The DTC is a game changer for insurance. Most Indians buy life insurance policies only to save tax. Under DTC, a policy should give a life cover of at least 20 times the annual premium to be eligible for tax deduction. If this condition is not met, you will not get any tax deduction on the premium and even the income from the policy will be taxable. Right now, the income received from insurance policies is tax-free.
The tax deduction limit for life insurance itself will get reduced from the present Rs 1 lakh a year to only Rs 50,000 a year. Besides, this annual limit of Rs 50,000 would include the amount paid for tuition fees of children as well as medical insurance for self and parents. So, an insurance policy with a very large premium of say, Rs 80,000-Rs 1 lakh will fetch a maximum tax deduction of Rs 50,000.
If you are looking for tax deduction on your insurance plan, make sure you buy a policy that offers a big cover. This is possible only if the term of the plan is at least 20-25 years. In Ulips, that might mean a higher amount being deducted as mortality charge for providing the life cover, but this is necessary if you want tax deduction.

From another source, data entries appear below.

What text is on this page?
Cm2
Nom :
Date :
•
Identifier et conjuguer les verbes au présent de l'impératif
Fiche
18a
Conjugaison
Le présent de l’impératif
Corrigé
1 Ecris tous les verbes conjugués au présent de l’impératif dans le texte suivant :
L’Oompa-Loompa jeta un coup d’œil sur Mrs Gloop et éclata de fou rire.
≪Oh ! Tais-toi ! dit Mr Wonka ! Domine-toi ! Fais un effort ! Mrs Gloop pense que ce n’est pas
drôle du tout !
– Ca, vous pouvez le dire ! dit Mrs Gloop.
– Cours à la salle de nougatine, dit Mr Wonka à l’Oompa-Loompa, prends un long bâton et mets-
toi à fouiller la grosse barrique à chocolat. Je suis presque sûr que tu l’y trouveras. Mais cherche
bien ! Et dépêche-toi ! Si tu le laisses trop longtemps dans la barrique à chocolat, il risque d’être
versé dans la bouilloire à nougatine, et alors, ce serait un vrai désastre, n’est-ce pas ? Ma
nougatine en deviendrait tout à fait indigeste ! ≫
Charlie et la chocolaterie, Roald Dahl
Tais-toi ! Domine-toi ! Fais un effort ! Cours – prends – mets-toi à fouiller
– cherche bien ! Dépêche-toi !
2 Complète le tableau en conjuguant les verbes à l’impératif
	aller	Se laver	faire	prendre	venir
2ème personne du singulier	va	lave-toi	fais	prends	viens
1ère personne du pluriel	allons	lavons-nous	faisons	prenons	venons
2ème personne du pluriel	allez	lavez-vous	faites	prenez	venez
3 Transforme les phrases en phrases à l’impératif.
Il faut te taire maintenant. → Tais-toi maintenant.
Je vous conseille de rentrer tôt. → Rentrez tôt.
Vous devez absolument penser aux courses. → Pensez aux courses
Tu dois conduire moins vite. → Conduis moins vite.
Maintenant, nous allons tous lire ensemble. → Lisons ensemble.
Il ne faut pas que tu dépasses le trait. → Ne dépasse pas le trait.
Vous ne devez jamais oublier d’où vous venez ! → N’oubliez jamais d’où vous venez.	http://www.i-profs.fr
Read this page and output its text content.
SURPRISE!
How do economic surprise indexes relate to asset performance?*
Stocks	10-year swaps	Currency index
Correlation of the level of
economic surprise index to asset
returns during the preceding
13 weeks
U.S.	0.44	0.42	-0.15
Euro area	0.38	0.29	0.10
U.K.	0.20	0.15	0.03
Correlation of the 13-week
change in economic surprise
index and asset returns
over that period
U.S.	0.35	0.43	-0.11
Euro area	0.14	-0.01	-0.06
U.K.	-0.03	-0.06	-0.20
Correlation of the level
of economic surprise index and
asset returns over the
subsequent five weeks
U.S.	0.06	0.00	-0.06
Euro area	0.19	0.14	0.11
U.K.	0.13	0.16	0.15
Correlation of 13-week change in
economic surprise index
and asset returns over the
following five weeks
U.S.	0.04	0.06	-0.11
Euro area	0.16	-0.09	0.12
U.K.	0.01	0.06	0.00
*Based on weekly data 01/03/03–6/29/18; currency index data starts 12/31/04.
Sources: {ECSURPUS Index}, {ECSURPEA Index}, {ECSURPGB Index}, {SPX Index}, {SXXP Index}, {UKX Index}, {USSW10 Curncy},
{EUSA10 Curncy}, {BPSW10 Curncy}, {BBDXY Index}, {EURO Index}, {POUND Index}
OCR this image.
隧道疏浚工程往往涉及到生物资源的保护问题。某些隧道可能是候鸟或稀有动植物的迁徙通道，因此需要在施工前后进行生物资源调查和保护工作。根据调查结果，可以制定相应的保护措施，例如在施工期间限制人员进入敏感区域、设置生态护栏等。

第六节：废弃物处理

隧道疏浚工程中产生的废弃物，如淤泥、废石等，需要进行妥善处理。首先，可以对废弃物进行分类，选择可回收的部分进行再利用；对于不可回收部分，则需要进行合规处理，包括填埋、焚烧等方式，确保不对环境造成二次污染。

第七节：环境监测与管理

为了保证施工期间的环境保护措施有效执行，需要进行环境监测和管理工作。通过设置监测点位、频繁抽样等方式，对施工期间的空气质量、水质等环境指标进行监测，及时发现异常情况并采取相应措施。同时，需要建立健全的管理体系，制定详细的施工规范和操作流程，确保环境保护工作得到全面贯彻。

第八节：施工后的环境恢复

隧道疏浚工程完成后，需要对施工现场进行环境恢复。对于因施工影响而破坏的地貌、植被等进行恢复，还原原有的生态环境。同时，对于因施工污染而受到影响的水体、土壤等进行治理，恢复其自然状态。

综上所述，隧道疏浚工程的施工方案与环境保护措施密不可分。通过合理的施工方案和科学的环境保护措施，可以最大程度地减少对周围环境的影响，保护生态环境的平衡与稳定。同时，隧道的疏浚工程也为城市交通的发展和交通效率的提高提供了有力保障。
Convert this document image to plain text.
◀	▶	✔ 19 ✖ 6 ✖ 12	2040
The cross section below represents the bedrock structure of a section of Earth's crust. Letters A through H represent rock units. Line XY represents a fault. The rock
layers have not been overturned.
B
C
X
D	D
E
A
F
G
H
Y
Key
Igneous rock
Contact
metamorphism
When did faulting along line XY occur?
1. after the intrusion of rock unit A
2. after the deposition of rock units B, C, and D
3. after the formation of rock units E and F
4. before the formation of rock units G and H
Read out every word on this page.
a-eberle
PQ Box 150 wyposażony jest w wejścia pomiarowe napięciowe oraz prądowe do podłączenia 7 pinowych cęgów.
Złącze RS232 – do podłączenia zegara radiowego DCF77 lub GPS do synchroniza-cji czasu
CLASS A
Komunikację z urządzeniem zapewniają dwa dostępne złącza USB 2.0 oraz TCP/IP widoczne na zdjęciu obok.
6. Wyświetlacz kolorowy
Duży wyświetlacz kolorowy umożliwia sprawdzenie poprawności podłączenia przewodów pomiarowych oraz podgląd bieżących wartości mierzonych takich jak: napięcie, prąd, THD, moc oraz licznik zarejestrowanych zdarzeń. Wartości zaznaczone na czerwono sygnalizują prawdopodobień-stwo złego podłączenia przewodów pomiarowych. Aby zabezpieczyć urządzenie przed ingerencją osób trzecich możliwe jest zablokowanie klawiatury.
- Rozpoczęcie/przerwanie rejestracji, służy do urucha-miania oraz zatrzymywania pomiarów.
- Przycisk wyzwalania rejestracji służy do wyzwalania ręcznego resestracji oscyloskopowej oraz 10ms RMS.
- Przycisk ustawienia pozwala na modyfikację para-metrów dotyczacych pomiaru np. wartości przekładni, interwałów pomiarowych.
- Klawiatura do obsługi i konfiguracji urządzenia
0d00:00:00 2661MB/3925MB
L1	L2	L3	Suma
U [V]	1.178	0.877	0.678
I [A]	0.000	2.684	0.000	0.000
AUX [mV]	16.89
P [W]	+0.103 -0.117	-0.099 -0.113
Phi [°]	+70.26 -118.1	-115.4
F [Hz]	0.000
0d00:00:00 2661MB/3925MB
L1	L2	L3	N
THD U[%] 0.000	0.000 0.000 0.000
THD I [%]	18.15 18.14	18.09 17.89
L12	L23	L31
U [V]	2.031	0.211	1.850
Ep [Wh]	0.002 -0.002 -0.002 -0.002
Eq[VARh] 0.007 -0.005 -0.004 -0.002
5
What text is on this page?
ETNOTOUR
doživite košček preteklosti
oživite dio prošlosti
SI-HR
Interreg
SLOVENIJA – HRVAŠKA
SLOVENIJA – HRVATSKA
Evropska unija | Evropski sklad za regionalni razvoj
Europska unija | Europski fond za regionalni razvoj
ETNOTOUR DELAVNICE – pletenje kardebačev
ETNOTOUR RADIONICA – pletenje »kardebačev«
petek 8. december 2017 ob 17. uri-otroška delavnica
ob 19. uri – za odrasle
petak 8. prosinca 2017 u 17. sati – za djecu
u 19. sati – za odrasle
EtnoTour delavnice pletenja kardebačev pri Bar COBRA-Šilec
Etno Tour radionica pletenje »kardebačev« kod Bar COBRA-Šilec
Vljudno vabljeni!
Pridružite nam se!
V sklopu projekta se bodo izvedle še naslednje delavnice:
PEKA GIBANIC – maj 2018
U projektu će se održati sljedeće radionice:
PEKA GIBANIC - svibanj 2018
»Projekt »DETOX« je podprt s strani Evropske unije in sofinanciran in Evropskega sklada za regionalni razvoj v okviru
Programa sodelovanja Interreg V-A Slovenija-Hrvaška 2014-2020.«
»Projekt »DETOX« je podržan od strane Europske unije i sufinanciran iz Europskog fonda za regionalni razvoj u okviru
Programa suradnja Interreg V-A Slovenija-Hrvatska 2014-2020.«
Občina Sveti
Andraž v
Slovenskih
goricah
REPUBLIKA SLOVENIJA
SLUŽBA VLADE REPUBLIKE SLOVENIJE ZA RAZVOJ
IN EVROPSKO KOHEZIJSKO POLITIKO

Besides, the bigger the cover, the better it is for the policyholder. After all, the primary objective of an insurance plan is to cover the risk of death, not deploy the funds in the capital markets.
The DTC will also nudge policyholders to take a long-term view of their investments. Premature withdrawals from Ulips will be taxed, so think twice before you buy an insurance policy. Don’t believe the agent when he tells you that surrender charges have been capped and you can withdraw after five years without paying a penny.
Though the revised draft had indicated that the tax exemption enjoyed by existing policies will continue till the term of the plan, this is a grey area and clarity will come when the DTC is passed.